Partnerships

The Massachusetts Conviction Integrity Working Group (MCIWG)

The Massachusetts Conviction Integrity Working Group (MCIWG), established by the Massachusetts Bar Association (MBA) in September 2018, includes Middlesex District Attorney Marian T. Ryan and Plymouth District Attorney Timothy J. Cruz, leaders from the Attorney General’s Office and the MBA, representatives from the Northwestern District Attorney’s Office, senior trial counsel and an innocence program attorney from the Committee for Public Counsel Services, a former judge, a leading civil rights attorney, the director of the Boston College Innocence Program, the executive director of the New England Innocence Project, and the former executive director of Prisoners’ Legal Services. 

In March 2021, the MCIWG released a comprehensive guide, Conviction Integrity Programs: A Guide to Best Practices for Prosecutorial Offices, urging all 11 state district attorney’s offices and the Attorney General’s Office to maintain effective conviction integrity programs to prevent and remedy wrongful convictions and other miscarriages of justice in Massachusetts. 

Recognizing that a prosecutor’s highest obligation is to ensure that justice is done and to do so in a way that gives the public trust and confidence in our work, this guide serves as an important resource. We hope that it will help all offices to develop their own model of an effective conviction integrity program. 

View the guide here: Conviction Integrity Programs: A guide to best practices for prosecutorial offices March 2021 

278A Working Group Membership 

In 2013, the Middlesex District Attorney’s Office joined forces with CPCS, the New England Innocence Project, the Massachusetts State Police Crime Laboratory, the Suffolk District Attorney’s Office, and the Middlesex Superior Court Clerk’s Office to collectively implement M.G.L. c. 278A, which deals with post-conviction access to forensic and scientific analysis (enacted in 2012). 

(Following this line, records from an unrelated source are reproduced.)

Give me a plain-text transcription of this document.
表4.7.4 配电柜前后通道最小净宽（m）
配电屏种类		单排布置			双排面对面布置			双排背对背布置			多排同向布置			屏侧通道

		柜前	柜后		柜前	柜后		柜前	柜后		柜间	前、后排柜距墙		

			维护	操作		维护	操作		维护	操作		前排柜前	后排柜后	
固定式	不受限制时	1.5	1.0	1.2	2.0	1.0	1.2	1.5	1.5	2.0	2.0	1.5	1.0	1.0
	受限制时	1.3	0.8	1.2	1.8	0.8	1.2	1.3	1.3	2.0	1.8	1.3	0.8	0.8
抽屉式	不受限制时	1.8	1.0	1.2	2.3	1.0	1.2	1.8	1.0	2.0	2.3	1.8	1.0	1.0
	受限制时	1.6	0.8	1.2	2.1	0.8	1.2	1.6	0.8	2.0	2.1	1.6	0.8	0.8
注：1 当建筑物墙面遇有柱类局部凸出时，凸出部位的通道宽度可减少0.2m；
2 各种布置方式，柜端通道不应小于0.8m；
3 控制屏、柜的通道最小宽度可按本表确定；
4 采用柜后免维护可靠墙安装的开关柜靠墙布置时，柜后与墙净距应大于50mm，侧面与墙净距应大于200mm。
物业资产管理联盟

Some of the Working Group’s efforts to date include:

  • Developing a Best Practices Manual for Evidence Collection, Handling, Storage and Retention, Click here to view;  

  • Facilitating an agreement among the Middlesex District Attorney’s Office, CPCS, the New England Innocence Project and the MA State Police Crime Lab to streamline access to information about evidence in the lab’s possession in order to allow access to initial discovery in Middlesex County cases without engaging in litigation; 

  • Securing grant funding to support police departments in conducting inventories of their evidence to improve access to such evidence for testing in the future; 

  • Providing trainings for attorneys on how to prepare 278A motions and for evidence officers that promote uniform protocols and practices for evidence handling, storing, and preservation; and 

  • Instituting a pilot hair microscopy case identification project.